Hi --
For every tutorial that uses scaffolding, there's an article that says
you shouldn't use it in real websites. Supposedly it just serves to
"sketch things out quickly", "test database connectivity" and other
stuff. Some say you're not even supposed to use it and then edit it
later. I don't get why.
What is it about scaffolding that makes it virtually useless? It
generates some code; surely I could just expand on it or "fix" what's
wrong with it later, right? Apparently not. How is it different from me
making my own CRUD base files and copypasting it into every project?
I just don't get it.
Here are a few problems I've seen, and continue to see, with the
scaffolding.
It leads people to think that Rails is going to be dead easy, and then
they get frustrated or disappointed when it turns out that developing
a Rails app is real development and real programming.

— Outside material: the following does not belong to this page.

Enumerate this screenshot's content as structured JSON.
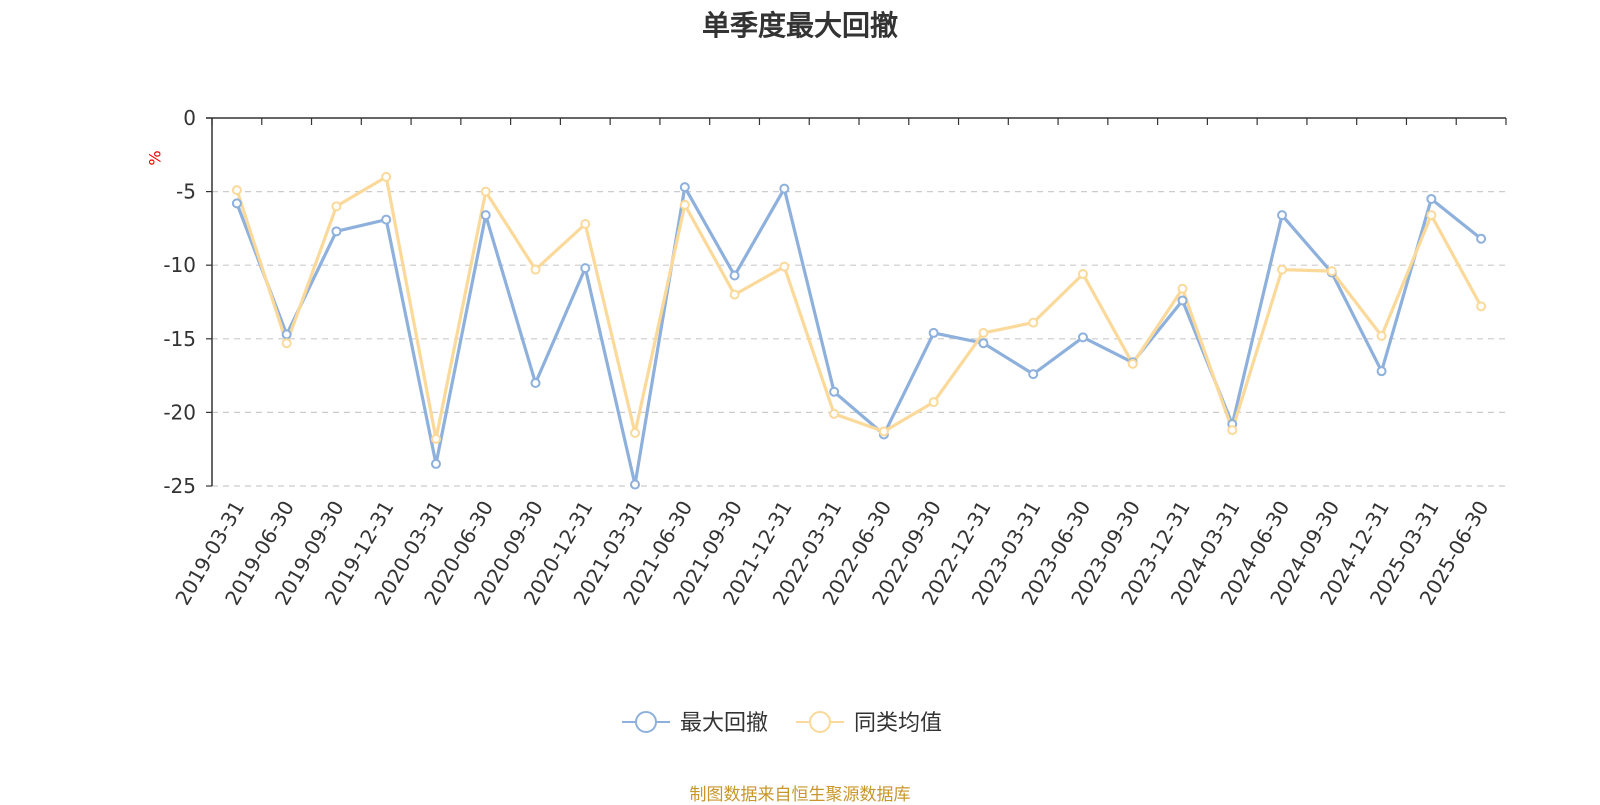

Although it pertains usually to the beginning stages of an
application, it does not play well with the beginning stages of
learning Rails. It presents way, way too much code to be useful to
beginners. The controller files can be a useful "cheat-sheet" for REST
idioms, but only once the basic techniques and principles are
understood.
As you point out, the scaffolding makes you tweak things and remove
wrong things, instead of developing what you actually need. It turns
development into sculpture (remove everything that isn't your
application!), and introduces anxieties about whether you're doing
something wrong because you're changing something fundamental about
the scaffold code, etc.
It presents a very rigid and specific context for the idea of a
"resource" (in the REST sense), which then impedes people from gaining
a broader understanding of what a resource can be. For more on this
problem, see:
http://dablog.rubypal.com/2008/3/23/splitting-hairs-over-resource
http://dablog.rubypal.com/2008/4/24/splitting-hairs-over-resource-part-2
I agree with the point that others have made that if you know exactly
what the scaffolding provides, and you've got a situation where that's
exactly what you need, there's no harm in using it. If those
particular boilerplate files happen to coincide with what you want,
that's great. Otherwise, I'd avoid it. There's no reason to give it
first refusal of your development space, just because it's there.